With a few exceptions, the opposition Labour party was surprisingly silent on the issue. The Labour leader Ed Miliband said nothing of substance. Labour was in government when GCHQ trialled TEMPORA. Miliband’s brother David was foreign secretary between June 2007 and May 2010 under both Tony Blair and Gordon Brown. According to the documents, David Miliband signed the secret certificates in 2009 giving GCHQ legal cover for their bulk fibre-optic cable hacking.

Another watchdog that failed to bark, or even growl, was the Commons intelligence and security committee (ISC), the parliamentary body that oversees the UK’s three spy agencies. Its chair, Sir Malcom Rifkind, hadn’t heard the name TEMPORA before the Snowden revelations – though he does maintain he knew of GCHQ’s broad surveillance powers. He also sniffs at disclosures of cable-tapping, and says this practice has gone on since the second world war.

Rifkind personifies the problem with the ISC: that it is a tame creature of the executive, and not the public. Rifkind is a former Conservative party foreign secretary and defence minister. When in government he received briefs from MI6, the agency he is now supposed to drag to account. The prime minister hand-picked the ISC’s members, vetting anyone likely to cause trouble. In the words of Huhne, ‘All its MPs are paid-up members of the security establishment.’

From the outside the ISC looks weak, too close to government, and reluctant to grill Britain’s securocrats. It has a small team of part-time staff and only nine cross-party
members. This lack of clout raises the question of how it can provide credible oversight. (The three agencies have a £2 billion budget and 10,000-plus staff.) Rifkind shrugs this off.
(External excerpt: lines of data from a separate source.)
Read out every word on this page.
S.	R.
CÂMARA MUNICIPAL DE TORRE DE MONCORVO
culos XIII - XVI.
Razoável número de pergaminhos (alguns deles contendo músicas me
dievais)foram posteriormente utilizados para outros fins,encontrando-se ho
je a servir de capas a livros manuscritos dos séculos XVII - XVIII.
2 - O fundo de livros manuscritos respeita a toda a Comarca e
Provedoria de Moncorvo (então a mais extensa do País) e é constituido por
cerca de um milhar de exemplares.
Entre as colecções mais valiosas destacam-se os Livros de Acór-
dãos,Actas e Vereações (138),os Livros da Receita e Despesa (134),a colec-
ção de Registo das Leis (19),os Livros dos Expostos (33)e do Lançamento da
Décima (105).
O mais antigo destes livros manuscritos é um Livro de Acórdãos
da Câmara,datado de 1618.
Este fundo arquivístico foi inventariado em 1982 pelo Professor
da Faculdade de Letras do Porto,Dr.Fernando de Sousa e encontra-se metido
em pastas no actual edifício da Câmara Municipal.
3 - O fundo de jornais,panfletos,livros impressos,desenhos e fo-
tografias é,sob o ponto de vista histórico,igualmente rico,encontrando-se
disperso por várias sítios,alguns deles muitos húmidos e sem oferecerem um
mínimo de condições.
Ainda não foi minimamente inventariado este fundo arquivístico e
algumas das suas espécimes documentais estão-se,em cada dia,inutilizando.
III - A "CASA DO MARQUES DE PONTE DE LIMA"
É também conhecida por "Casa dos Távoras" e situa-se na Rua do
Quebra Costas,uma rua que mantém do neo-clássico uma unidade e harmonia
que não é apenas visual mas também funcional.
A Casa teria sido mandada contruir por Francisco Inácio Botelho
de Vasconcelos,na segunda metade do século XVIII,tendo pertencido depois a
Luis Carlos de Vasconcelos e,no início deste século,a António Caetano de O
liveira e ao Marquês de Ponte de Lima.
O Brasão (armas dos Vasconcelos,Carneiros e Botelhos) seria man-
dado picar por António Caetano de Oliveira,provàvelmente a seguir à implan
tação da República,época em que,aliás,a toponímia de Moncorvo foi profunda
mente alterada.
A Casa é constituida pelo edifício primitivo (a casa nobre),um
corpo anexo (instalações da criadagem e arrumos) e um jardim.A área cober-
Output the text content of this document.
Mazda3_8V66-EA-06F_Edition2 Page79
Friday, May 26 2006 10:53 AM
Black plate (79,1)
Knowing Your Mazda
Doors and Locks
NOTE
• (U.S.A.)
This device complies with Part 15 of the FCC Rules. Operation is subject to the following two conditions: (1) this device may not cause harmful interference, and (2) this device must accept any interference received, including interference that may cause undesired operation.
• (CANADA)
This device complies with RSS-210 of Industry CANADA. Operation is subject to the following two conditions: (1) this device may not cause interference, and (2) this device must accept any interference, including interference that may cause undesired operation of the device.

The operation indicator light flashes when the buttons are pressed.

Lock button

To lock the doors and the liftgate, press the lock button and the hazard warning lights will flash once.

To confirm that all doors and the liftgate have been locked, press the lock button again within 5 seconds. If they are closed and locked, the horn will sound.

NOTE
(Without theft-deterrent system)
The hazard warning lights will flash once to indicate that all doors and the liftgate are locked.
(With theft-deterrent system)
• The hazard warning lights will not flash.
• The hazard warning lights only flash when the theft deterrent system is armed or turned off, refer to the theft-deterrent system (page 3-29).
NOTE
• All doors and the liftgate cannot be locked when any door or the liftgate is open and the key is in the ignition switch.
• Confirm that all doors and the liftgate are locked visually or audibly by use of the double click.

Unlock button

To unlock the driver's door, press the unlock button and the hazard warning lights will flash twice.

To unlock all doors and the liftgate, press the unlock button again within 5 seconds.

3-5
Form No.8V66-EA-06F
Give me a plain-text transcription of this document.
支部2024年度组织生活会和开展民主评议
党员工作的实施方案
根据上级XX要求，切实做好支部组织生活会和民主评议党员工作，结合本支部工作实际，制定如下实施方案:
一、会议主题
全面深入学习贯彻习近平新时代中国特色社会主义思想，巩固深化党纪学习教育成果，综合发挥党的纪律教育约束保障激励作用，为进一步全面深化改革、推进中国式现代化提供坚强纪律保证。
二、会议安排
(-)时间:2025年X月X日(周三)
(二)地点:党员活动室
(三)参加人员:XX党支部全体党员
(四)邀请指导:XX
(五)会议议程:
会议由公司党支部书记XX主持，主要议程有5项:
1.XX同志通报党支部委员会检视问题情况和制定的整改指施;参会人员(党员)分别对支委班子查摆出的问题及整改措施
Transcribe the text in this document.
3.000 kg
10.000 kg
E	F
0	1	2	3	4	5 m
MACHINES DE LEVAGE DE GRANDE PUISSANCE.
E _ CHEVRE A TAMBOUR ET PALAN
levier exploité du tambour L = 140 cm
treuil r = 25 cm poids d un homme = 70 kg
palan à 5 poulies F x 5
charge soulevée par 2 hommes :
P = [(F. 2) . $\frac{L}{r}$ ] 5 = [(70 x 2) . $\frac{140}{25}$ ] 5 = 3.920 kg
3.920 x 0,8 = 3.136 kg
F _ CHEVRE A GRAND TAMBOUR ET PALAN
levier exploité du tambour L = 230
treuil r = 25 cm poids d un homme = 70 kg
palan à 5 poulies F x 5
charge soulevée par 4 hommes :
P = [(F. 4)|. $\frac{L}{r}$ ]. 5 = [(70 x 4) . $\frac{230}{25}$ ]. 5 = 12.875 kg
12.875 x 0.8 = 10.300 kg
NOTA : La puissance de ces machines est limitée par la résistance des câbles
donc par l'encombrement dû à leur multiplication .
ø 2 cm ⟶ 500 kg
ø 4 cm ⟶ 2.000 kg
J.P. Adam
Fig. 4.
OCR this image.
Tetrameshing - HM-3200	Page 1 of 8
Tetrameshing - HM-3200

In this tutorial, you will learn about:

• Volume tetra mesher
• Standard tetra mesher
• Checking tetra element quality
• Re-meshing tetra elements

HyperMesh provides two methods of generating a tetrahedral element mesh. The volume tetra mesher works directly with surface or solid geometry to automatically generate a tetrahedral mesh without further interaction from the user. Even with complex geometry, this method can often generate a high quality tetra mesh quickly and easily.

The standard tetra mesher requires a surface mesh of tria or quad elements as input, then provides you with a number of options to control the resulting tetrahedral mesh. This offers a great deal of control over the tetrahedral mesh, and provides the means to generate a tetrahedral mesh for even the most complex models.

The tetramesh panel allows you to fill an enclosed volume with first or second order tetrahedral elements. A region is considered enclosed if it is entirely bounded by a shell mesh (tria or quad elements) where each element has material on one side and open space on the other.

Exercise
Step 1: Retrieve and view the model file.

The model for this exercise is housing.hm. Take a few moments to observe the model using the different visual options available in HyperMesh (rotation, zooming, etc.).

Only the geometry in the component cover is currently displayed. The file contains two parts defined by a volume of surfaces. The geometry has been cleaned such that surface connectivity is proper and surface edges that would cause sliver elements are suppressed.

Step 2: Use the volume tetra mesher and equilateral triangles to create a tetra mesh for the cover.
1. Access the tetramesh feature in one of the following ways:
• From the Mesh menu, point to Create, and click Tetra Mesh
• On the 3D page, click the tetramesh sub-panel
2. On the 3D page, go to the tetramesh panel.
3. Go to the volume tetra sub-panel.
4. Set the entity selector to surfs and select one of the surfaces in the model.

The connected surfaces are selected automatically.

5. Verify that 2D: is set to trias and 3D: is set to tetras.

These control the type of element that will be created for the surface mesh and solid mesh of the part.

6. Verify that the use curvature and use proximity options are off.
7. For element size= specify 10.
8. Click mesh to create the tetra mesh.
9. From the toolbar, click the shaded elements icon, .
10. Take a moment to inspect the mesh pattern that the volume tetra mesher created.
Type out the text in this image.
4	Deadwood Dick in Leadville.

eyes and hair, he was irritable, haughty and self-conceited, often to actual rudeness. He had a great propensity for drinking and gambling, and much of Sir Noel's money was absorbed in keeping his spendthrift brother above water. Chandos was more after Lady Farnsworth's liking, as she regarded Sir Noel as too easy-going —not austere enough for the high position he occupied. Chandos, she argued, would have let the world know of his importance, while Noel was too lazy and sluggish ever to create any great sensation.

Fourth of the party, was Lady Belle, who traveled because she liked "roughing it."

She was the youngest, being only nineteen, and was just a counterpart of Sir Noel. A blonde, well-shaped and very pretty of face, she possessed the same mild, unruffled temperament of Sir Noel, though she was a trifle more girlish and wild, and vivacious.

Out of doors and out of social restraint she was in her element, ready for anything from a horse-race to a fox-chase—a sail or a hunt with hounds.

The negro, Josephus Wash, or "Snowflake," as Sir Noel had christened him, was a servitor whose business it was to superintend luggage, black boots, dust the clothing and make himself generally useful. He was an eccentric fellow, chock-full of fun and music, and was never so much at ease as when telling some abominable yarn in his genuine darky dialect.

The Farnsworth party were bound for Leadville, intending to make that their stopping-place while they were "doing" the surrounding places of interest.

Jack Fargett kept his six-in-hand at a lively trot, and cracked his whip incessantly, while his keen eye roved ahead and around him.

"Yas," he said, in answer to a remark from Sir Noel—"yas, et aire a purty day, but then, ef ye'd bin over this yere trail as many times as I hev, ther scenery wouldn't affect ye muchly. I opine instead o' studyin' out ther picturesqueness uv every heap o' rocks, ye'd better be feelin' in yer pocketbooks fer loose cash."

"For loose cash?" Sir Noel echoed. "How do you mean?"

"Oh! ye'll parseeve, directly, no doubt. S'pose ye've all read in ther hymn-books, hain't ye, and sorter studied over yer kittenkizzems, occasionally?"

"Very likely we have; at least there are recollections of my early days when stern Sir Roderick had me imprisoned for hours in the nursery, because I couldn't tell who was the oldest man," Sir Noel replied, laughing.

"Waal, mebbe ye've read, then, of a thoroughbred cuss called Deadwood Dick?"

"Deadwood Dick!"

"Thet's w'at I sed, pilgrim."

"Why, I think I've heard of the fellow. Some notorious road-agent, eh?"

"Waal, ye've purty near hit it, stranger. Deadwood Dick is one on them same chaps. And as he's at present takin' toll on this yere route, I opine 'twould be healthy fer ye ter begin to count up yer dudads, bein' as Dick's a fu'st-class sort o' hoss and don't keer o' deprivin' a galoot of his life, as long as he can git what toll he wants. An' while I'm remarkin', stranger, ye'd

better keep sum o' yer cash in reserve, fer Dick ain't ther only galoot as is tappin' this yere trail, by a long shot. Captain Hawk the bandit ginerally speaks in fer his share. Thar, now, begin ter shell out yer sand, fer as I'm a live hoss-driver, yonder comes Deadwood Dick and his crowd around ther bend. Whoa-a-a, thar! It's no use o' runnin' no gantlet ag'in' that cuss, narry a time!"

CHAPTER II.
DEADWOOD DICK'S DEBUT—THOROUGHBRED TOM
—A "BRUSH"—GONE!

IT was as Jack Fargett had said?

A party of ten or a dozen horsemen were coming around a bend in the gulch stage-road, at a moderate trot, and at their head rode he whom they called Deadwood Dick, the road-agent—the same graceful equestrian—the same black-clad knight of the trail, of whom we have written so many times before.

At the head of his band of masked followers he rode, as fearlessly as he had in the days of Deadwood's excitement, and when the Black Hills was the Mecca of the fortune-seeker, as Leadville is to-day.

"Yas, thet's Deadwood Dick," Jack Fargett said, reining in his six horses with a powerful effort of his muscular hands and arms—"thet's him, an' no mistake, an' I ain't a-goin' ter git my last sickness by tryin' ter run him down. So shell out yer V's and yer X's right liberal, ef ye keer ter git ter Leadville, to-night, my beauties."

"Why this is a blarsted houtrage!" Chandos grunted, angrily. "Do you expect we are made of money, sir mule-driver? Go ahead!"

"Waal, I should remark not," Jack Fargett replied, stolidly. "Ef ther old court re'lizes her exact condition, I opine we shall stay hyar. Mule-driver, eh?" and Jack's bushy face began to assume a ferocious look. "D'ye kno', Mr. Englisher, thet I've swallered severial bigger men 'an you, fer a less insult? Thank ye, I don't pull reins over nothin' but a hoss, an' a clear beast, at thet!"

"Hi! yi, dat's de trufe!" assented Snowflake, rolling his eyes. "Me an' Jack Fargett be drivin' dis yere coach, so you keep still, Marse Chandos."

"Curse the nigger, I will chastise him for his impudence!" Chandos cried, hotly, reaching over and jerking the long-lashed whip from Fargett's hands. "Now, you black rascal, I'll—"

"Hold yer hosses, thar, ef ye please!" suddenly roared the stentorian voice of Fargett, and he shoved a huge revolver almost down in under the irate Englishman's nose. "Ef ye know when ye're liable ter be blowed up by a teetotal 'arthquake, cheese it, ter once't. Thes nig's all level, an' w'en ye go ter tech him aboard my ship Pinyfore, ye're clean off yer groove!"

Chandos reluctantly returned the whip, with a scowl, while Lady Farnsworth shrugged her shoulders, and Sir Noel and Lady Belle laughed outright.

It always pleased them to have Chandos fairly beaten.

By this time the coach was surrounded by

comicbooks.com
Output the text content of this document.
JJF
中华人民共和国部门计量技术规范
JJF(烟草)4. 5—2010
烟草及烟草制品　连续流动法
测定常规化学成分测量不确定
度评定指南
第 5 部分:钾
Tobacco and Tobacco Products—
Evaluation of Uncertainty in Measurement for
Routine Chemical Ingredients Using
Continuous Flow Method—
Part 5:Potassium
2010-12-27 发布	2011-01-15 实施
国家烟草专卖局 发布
He says the ISC got new powers in early 2013, reports to parliament, and can now force the spooks to hand over material. Its budget also went up from £700,000 to £1.3 million, he says.

Arguably, the ISC’s biggest weakness is that its members are not … well, getting any younger. Most are in the twilight of their political careers. Like Dianne Feinstein, the 80-year-old chair of the Senate intelligence committee, Rifkind isn’t exactly a child of the internet age. As supposed regulators, can they really decipher highly complex and technical documents? Rusbridger cites the example of a very senior member of the British cabinet who had followed the Snowden stories only hazily and whose main experience of intelligence seemed to date back to the 1970s. ‘The trouble with MPs,’ this senior politician admitted, ‘is most of us don’t really understand the internet.’

In the Snowden files, GCHQ types boast of Britain’s flexible surveillance laws and comparatively weak regulatory regime – a ‘selling point’ for the Americans. (The other two advantages, according to a top-secret 2013 GCHQ document, are the UK’s ‘geography’ and ‘partnerships’.) The UK’s legal regime isn’t merely open to elastic interpretation. It was drafted in an analogue age, well before the explosion in technology and Big Data.